Last year, Dawn began the celebration with her two newest avian tenants — named Russell and Perry after the (now-divorced) vegan couple Katy Perry and Russell Brand.
“Well, they’ll be hanging out with us outside,” she said. “We’ll start on the patio overlooking the ocean, with hot apple cider with Wild Turkey bourbon.”
The rest of the feast is turkey-free.
Dawn prepared butternut squash soup, heightened with cashew butter for flavor and richness, pumpkin pies, stuffing with pecans and cranberry sauce.
The protein of the show, hickory smoked Tofurky slices and seitan smothered in vegan gravy.
“It’s festive and delicious, while still being animal-friendly,” Dawn said.
Vegan, but don’t want to take the cooking home?
Santa Monica’s raw food restaurants have the answer for that.
Euphoria Loves RAWvolution and Planet RAW both know how to make holiday meals that approximate traditional grub for those that value not only animal-friendly practices, but also the preservation of key nutrients and enzymes.
Last year’s Euphoria Loves RAWvolution Thanksgiving menu was unique, said Zat Baraka, the cafe manager.

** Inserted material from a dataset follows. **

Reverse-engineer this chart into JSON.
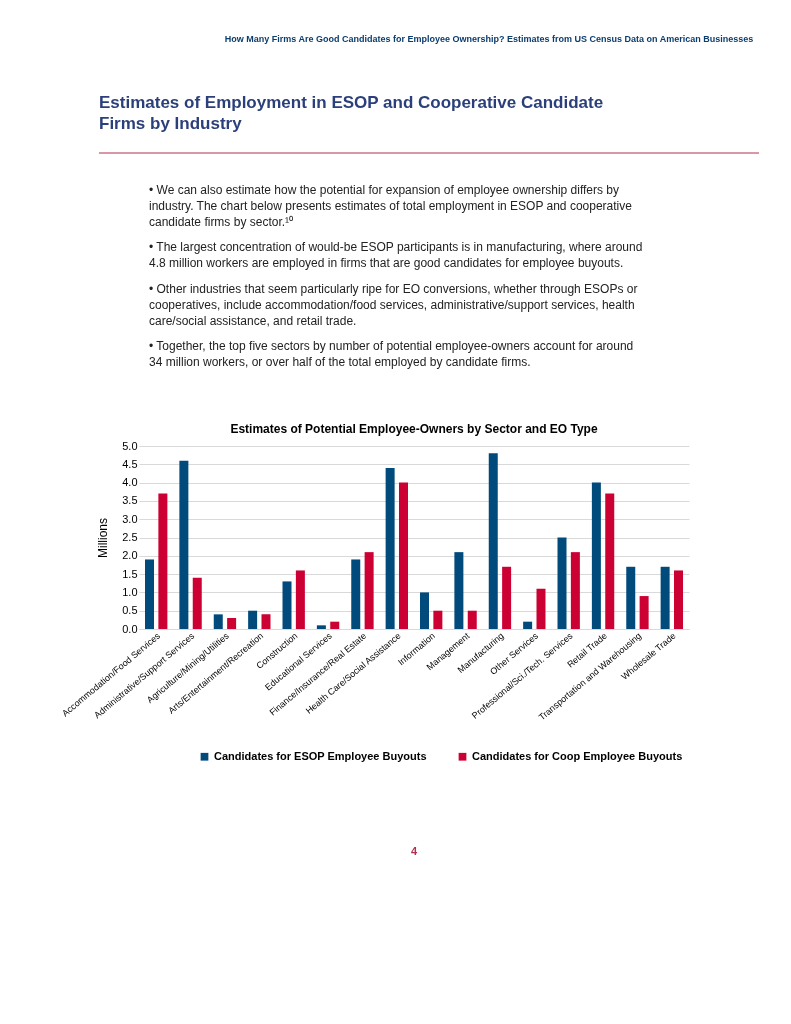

“We’re creating something that resembles something that people are used to eating at a traditional Thanksgiving meal, and having it also be highly nutritious,” Baraka said.
The menu included coconut turkey jerky, cauliflower mashed potatoes, heirloom kale salad, walnut stuffing, mushroom gravy and a cranberry orange sauce.
The trick lies not just in the taste of the meal, but creating the right look while using raw techniques, which can be quite labor intensive, Baraka said.
“You’re soaking the seeds and nuts to activate the enzymes to make them more alive,” he said.
Raw food is a life-changing and life-saving endeavor, Baraka said.
“It helps us rid ourselves of poisons and toxins to prevent horrible diseases,” Baraka said. “We don’t get enough of those through eating fast food or the processed, cooked food diet.”
Whatever your dietary inclinations, the point of Thanksgiving is to appreciate the things you have in life, preferably with good food, family and friends.
It doesn’t have to be healthy or unhealthy, meat-filled, vegan, raw or parcooked, just an authentic celebration of what’s gone right over the last year.